Busulfan and cyclophosphamide (BU/CY2) as preparative regimen for patients with lymphoma.

The combination of busulfan and cyclophosphamide has seldom been employed as a conditioning regimen for patients with lymphoma. Twenty patients with relapsed or refractory lymphoma were treated with busulfan (16 mg/kg) and cyclophosphamide (120 mg/kg) (BU/CY) followed by peripheral blood stem cell rescue in 19 patients or autologous bone marrow in one patient. There were 12 females and eight males, with a median age of 48 years (range 30–65). Four patients had Hodgkin’s disease, and 16 patients had non-Hodgkin’s lymphoma. Disease status at the time of BU/CY was: first relapse in 10 patients (four patients with chemosensitive disease and six patients with chemoresistant disease), primary refractory disease in six patients, and more advanced disease in four patients.
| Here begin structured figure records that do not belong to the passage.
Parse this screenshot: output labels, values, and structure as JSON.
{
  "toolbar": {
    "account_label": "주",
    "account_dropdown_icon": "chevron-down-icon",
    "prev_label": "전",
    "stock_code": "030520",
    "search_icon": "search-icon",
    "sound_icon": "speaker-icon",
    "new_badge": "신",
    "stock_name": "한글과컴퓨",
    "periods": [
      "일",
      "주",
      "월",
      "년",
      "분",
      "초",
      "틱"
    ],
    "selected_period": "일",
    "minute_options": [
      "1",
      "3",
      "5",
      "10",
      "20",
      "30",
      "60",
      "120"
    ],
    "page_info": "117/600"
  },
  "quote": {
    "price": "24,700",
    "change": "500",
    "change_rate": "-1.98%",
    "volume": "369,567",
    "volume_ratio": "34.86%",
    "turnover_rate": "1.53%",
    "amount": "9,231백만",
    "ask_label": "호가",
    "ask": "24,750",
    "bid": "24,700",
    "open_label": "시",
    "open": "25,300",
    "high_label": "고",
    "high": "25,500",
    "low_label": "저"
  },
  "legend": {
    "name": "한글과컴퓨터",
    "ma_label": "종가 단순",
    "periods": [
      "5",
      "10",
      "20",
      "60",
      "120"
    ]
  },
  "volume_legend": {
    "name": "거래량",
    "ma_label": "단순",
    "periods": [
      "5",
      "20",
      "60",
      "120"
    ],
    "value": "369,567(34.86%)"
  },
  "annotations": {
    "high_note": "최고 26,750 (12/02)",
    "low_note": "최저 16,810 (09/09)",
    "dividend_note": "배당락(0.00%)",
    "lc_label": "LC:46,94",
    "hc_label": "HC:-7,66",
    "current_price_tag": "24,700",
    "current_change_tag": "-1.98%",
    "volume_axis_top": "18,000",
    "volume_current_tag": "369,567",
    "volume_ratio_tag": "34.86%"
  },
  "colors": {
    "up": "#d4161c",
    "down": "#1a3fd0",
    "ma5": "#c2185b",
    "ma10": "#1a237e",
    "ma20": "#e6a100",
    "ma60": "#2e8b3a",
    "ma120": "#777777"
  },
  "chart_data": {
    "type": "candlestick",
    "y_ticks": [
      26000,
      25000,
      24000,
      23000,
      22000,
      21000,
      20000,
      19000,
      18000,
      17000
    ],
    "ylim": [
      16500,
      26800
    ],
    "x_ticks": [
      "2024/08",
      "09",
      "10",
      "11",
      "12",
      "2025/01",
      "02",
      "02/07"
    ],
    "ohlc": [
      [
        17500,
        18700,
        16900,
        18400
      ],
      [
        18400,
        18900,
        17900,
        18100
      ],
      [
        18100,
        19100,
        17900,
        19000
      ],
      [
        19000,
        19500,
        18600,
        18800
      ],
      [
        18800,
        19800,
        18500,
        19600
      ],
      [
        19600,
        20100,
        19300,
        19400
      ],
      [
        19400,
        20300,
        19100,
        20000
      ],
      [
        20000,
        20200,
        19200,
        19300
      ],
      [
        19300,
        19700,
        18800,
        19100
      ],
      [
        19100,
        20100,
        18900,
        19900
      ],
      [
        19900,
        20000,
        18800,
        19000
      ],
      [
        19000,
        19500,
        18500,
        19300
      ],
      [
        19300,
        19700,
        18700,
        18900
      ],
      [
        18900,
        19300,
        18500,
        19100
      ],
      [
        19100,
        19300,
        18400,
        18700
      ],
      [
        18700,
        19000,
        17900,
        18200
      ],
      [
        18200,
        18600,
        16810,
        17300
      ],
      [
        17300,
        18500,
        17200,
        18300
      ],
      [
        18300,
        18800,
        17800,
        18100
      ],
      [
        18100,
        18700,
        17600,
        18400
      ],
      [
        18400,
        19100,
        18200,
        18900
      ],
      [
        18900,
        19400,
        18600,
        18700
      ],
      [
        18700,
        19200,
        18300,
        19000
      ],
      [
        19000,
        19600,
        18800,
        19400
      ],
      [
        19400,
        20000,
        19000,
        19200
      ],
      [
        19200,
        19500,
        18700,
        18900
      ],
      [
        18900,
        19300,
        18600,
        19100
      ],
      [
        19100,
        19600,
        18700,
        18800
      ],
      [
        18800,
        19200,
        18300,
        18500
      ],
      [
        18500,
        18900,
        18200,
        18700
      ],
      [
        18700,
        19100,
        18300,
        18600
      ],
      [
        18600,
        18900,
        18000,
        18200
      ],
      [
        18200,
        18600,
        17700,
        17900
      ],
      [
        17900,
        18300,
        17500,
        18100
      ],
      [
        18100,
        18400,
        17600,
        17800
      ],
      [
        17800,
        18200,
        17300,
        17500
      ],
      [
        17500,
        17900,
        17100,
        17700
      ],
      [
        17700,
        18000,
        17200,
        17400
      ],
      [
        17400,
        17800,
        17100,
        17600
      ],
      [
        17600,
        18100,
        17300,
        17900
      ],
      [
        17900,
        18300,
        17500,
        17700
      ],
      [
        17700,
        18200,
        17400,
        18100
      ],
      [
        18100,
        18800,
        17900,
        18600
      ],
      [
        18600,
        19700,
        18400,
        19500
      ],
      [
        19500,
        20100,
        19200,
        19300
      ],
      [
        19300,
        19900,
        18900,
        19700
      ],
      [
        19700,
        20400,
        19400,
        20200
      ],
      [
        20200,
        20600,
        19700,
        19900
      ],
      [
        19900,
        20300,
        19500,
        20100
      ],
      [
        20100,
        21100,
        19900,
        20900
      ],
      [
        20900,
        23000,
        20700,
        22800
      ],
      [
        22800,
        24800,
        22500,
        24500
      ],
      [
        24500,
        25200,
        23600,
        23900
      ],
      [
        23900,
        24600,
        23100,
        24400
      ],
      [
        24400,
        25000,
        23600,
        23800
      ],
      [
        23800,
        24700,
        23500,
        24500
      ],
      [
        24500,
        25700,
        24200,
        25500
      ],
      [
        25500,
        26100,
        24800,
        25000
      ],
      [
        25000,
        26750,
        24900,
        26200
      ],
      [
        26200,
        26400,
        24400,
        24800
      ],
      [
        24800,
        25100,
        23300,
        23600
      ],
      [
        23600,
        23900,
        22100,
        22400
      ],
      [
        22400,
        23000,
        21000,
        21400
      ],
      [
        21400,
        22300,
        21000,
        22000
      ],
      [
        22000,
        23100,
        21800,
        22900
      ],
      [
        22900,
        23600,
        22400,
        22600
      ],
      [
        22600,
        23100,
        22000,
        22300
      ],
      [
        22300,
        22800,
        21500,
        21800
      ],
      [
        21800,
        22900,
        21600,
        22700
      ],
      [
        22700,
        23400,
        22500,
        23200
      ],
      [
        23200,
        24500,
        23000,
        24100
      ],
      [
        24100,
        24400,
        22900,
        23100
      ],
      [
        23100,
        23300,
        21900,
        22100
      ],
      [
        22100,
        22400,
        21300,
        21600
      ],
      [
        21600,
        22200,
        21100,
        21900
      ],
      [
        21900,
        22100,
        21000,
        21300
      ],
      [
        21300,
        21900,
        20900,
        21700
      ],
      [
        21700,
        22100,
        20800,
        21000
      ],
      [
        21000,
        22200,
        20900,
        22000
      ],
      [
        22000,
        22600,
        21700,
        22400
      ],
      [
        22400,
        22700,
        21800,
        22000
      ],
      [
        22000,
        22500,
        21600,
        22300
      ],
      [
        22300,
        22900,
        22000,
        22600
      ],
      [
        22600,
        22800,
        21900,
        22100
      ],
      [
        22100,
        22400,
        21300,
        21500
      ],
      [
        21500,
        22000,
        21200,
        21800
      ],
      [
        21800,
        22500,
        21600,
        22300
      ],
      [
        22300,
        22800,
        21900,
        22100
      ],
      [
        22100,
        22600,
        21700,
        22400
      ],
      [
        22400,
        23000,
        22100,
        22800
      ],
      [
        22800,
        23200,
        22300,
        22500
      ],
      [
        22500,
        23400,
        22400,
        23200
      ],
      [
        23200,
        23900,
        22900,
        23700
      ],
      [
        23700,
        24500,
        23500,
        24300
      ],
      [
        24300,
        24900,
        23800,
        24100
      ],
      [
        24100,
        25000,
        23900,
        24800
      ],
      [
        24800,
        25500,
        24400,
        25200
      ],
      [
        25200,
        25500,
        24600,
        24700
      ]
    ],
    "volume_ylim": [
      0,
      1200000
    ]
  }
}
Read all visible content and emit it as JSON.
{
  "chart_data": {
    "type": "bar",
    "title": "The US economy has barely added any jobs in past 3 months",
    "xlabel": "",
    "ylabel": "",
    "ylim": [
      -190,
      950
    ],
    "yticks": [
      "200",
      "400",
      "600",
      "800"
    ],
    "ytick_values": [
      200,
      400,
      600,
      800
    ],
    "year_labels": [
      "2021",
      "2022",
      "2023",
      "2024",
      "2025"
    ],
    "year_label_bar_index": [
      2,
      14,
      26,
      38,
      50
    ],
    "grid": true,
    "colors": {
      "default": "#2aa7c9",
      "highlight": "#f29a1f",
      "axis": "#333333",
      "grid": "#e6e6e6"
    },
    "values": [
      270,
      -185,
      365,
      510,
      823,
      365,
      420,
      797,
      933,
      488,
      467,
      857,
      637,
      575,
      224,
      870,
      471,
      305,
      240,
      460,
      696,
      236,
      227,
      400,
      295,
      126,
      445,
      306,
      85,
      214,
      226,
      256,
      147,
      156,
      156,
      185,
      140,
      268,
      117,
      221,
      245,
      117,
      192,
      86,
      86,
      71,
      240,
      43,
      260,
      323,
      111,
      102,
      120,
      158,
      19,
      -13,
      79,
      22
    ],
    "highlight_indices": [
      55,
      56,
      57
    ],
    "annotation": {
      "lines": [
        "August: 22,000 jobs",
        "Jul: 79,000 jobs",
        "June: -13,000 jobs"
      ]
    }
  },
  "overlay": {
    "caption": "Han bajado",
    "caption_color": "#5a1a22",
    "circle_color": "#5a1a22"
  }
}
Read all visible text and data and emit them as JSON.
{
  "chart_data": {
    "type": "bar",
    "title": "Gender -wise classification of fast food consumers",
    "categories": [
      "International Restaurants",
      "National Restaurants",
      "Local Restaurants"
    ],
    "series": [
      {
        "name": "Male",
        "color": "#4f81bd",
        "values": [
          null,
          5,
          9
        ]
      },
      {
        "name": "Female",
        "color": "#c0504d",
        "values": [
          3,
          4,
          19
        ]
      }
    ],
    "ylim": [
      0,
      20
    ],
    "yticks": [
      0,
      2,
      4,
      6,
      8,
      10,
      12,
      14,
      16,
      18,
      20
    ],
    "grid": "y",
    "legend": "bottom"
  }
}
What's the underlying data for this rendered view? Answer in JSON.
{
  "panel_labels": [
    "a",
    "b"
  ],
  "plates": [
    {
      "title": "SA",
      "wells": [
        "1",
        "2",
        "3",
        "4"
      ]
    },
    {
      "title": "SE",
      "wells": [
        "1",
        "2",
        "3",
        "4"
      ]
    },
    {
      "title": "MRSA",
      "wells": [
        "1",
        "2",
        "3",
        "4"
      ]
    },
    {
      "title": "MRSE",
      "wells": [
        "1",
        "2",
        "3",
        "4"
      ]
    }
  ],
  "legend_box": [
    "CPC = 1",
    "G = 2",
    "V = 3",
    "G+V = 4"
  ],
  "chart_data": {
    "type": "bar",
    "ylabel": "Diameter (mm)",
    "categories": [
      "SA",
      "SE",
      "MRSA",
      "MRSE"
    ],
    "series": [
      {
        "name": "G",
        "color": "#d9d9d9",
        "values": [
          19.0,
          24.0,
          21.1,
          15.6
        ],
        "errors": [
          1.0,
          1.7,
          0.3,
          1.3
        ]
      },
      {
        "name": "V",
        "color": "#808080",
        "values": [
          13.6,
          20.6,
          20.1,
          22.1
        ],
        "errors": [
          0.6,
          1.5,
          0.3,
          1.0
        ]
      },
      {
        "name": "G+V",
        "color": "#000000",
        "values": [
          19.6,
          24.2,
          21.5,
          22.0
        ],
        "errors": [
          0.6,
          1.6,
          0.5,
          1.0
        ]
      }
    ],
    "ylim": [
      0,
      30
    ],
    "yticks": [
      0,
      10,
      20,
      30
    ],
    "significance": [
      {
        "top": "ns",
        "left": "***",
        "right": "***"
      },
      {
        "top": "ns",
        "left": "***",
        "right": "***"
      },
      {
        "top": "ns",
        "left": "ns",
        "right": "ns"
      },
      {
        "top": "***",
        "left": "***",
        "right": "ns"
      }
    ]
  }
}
Excessive treatment-related toxicity was not noted. There were no cases of interstitial pneumonitis, but three cases of veno-occlusive disease occurred. At 2 years, the estimated overall survival and event-free survival are 50% and 33%. We concluded that BU/CY seems to have sufficient anti- lymphoma activity, is devoid of excessive toxicity and warrants further investigation in this patient population.